Moreover, analysts say there is a lot of money to be made in Iraq today. But, while the national investment law in Iraq offers a variety of incentives for foreign investors, few U.S. businesses have, as of yet, the willingness or contacts to engage in such a challenging environment.

Iraq’s political economy remains largely based on patronage and corruption, with the privileged and clerical class exploiting the political vacuum of recent years to expand their fiefdoms. In the vibrant economy of the south, for example, powerful Shiite political entities control at least a portion of the port activity and the trade relationship with Iran.

Additionally, the Iraqi Parliament is notoriously slow to move and, with national elections set for January, political uncertainty could throw up further political obstacles.

Nevertheless, the economic climate continues to draw foreign interest. This week's trade conference in Washington is fully booked and media attention is growing, providing a good indicator of the increasing awareness from the parts of the U.S. business sector that have the stomach and influence to do business in Iraq.

Representatives from such powerhouses as Boeing, Exxon Mobil and GE join an illustrative list of potential American investors in Iraq. U.S. companies 360 Architecture and Newport Global have already formed a joint venture with the Iraqi firm Abdullah al-Jiburi Contracting, Iraq’s largest general contractor, to build a "sports township" in Basra for the 2013 Gulf Cup soccer tournament.

Oil, of course, ranks first in terms of attractive sectors. Iraq in 2008 was the 13th largest producer of crude oil in the world, while its proven reserves rank third. But analysts believe Iraq has an even bigger potential as only a fraction of the known fields are in development and most of the country remains unexplored.

Iraq in June moved forward with its first post-invasion international auction for lucrative oil contracts, though political instability, a lack of necessary legislation and lingering concerns over violence prompted many potential investors to shy away. Iraq is missing out on billions of dollars revenue because it cannot generate the foreign interest it needs and a second round of auctions has already been delayed.

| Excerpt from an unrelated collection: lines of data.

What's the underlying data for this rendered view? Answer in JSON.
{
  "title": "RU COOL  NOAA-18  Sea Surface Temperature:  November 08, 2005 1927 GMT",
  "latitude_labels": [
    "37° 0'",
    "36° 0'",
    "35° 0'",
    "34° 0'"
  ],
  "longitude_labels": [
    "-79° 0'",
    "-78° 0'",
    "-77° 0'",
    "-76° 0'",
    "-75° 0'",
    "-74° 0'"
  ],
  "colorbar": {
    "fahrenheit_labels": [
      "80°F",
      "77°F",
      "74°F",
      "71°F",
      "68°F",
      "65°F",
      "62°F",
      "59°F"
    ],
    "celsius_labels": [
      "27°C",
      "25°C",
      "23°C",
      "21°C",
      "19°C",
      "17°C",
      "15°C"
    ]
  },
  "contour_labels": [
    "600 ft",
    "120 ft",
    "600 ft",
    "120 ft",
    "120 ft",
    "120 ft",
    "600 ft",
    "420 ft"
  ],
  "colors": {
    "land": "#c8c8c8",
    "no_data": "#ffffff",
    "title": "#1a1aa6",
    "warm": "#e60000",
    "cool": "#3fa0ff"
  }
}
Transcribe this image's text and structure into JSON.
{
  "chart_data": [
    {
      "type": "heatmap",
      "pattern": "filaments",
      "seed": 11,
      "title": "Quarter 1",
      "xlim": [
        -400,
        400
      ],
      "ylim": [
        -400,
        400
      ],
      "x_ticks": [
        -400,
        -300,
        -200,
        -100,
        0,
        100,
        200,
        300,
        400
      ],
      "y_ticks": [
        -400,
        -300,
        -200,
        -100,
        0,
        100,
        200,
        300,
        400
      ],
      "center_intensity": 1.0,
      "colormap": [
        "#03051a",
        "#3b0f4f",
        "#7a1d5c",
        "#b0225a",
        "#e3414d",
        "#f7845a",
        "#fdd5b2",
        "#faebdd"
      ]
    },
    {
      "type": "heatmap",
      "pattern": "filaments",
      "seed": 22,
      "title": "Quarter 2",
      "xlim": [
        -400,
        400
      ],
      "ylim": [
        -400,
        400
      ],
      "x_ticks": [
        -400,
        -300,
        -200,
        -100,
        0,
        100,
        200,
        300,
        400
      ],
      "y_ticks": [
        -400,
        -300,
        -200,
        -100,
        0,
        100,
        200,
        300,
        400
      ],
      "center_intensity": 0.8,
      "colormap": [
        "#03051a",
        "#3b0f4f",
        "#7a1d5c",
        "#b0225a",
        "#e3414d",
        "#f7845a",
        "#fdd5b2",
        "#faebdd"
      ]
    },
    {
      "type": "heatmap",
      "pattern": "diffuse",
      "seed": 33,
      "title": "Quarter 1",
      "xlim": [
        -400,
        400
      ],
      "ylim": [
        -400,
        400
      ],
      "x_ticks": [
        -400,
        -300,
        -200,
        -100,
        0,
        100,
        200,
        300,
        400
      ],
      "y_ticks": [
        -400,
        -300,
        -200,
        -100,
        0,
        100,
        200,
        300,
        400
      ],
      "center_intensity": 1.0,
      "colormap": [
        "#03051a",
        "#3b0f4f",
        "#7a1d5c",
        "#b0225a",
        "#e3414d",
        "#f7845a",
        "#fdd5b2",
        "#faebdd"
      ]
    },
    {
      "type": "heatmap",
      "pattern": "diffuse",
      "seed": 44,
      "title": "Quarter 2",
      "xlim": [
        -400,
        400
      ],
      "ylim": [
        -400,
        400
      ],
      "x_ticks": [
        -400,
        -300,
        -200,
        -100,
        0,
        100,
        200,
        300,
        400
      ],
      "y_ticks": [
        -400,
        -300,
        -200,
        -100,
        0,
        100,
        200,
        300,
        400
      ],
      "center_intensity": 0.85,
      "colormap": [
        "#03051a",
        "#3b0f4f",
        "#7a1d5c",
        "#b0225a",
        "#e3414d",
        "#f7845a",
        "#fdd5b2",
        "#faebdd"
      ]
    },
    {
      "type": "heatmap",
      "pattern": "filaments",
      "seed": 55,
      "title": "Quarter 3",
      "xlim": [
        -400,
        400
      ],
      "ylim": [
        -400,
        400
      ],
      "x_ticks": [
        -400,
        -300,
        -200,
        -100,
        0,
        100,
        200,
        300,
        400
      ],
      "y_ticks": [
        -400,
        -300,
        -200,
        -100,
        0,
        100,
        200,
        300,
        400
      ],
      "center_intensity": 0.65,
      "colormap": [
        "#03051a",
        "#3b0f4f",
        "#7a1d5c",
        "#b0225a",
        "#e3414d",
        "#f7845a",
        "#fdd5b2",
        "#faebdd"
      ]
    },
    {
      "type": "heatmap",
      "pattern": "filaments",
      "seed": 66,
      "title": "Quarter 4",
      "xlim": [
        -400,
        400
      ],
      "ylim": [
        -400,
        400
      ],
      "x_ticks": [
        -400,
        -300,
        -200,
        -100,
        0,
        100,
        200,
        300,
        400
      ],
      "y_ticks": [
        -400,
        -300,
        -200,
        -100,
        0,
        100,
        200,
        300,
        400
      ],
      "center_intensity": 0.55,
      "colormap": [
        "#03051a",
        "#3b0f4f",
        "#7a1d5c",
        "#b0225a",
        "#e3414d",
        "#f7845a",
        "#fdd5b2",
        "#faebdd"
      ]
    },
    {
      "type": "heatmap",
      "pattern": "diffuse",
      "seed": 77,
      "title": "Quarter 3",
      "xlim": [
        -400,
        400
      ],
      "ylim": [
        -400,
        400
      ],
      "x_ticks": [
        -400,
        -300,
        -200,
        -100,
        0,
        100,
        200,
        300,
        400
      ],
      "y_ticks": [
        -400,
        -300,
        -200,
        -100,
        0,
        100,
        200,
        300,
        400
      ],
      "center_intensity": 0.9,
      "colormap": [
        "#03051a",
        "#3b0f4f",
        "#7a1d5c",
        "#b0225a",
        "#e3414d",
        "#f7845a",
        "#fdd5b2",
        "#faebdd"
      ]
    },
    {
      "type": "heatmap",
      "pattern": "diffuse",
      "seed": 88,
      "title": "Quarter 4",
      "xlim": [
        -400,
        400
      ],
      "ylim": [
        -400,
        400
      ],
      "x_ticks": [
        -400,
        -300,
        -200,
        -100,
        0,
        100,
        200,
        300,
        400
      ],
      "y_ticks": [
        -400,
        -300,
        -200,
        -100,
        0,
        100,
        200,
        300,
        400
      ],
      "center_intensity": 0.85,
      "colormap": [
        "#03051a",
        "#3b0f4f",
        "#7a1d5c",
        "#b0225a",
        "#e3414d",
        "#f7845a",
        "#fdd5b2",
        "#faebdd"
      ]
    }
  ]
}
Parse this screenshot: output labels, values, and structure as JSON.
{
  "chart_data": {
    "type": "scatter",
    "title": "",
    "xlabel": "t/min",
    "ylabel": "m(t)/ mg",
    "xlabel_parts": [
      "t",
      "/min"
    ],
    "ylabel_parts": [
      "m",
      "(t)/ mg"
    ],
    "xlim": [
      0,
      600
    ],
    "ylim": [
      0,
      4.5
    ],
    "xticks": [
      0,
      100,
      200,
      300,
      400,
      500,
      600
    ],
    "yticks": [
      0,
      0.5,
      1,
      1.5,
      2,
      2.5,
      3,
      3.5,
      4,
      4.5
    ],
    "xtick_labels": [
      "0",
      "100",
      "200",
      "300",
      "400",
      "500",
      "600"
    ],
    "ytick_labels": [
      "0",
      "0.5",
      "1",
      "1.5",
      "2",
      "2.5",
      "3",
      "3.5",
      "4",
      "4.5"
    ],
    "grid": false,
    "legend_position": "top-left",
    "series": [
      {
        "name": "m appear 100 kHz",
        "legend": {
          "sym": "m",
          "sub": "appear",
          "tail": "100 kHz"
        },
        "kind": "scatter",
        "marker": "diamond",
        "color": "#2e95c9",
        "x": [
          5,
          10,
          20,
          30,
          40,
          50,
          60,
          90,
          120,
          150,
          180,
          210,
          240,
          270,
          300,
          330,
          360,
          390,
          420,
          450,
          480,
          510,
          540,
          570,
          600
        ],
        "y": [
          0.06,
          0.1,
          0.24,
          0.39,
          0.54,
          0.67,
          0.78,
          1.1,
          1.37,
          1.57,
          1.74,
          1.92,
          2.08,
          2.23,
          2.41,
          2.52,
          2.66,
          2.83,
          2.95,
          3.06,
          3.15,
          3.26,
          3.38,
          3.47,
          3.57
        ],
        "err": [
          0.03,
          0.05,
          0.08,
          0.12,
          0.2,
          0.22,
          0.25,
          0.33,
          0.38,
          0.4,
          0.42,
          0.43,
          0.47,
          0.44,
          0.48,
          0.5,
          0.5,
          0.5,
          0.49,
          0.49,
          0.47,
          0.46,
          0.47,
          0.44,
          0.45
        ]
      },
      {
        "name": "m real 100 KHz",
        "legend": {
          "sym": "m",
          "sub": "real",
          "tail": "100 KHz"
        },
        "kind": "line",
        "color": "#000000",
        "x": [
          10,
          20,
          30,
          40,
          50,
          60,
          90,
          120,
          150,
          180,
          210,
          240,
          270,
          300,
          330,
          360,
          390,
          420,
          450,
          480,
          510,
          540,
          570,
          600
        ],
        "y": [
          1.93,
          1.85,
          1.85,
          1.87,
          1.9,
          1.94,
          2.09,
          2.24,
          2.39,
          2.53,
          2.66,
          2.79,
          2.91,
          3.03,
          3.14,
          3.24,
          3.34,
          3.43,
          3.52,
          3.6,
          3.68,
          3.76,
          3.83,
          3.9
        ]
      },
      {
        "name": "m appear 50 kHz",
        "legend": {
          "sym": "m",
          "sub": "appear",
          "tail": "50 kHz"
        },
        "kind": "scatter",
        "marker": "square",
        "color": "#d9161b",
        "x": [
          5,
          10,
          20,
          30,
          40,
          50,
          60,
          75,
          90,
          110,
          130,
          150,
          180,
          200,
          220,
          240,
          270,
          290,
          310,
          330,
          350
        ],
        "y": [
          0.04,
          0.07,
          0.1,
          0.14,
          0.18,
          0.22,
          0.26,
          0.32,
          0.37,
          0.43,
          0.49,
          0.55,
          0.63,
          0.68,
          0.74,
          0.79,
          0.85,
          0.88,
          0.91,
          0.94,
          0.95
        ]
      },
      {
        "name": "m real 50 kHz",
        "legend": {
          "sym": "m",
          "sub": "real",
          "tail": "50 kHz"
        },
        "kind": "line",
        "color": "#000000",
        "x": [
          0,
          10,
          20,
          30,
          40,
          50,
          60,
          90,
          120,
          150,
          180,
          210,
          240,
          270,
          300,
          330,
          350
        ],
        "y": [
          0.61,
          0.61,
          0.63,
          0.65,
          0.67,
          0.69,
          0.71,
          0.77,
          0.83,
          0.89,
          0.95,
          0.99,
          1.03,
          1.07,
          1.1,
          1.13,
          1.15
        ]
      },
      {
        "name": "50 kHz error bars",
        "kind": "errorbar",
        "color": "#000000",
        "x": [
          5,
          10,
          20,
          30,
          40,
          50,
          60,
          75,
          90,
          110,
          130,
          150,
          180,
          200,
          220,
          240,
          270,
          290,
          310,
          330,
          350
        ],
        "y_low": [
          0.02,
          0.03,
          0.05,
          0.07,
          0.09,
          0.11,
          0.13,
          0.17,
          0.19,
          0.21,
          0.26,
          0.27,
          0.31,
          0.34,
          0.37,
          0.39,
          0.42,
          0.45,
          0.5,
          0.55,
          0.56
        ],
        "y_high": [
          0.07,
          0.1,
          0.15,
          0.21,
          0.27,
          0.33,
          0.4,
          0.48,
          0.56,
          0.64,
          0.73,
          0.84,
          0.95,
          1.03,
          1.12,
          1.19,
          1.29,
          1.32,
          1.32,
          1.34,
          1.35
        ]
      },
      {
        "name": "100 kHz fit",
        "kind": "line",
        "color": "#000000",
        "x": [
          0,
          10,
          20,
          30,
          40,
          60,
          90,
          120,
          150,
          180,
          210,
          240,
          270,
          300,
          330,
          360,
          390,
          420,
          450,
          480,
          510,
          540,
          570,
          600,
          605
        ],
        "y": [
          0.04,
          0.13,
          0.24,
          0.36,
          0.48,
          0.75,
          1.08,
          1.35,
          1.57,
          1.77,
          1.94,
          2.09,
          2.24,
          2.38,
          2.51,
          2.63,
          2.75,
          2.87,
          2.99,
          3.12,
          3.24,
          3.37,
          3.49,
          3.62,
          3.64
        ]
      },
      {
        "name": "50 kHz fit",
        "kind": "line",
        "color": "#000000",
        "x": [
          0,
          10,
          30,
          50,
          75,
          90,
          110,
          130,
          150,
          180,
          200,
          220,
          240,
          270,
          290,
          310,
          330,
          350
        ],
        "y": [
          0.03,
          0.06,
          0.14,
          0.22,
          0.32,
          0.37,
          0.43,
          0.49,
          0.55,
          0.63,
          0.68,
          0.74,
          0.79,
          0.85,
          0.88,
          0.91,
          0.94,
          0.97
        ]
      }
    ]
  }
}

But officials say Iraq needs more than oil investments as the country’s major infrastructure – roads, bridges, not to mention electricity – tries to rebuild. Today the country is in urgent need of foreign capital and expertise to achieve these goals, and Baghdad has made some modest steps toward opening the sector to external investment.

For many potential U.S investors, corruption remains the main obstacle. While some steps have been taken to deal with this issue, many foreign businesses say the potential pitfalls and uncertainties of the system are still too significant to contemplate investment even amid an improving security environment.

Nonetheless, U.S. Vice President Joe Biden, during a September visit to Iraq, lauded the investment opportunities in the country, extending a warm welcome to Iraqi officials for this week's investment conference in Washington. Iraqi Prime Minister Nouri al-Maliki has said that he will present the conference with a wish list for U.S. investors.

Even so, while there are substantial opportunities for American money in Iraq and trends suggest the country is on the road to recovery, there is still a long way to go before U.S. investors readily pour their money into the country.

Iraqi officials have their work cut out for them this week as they seek to change this perception.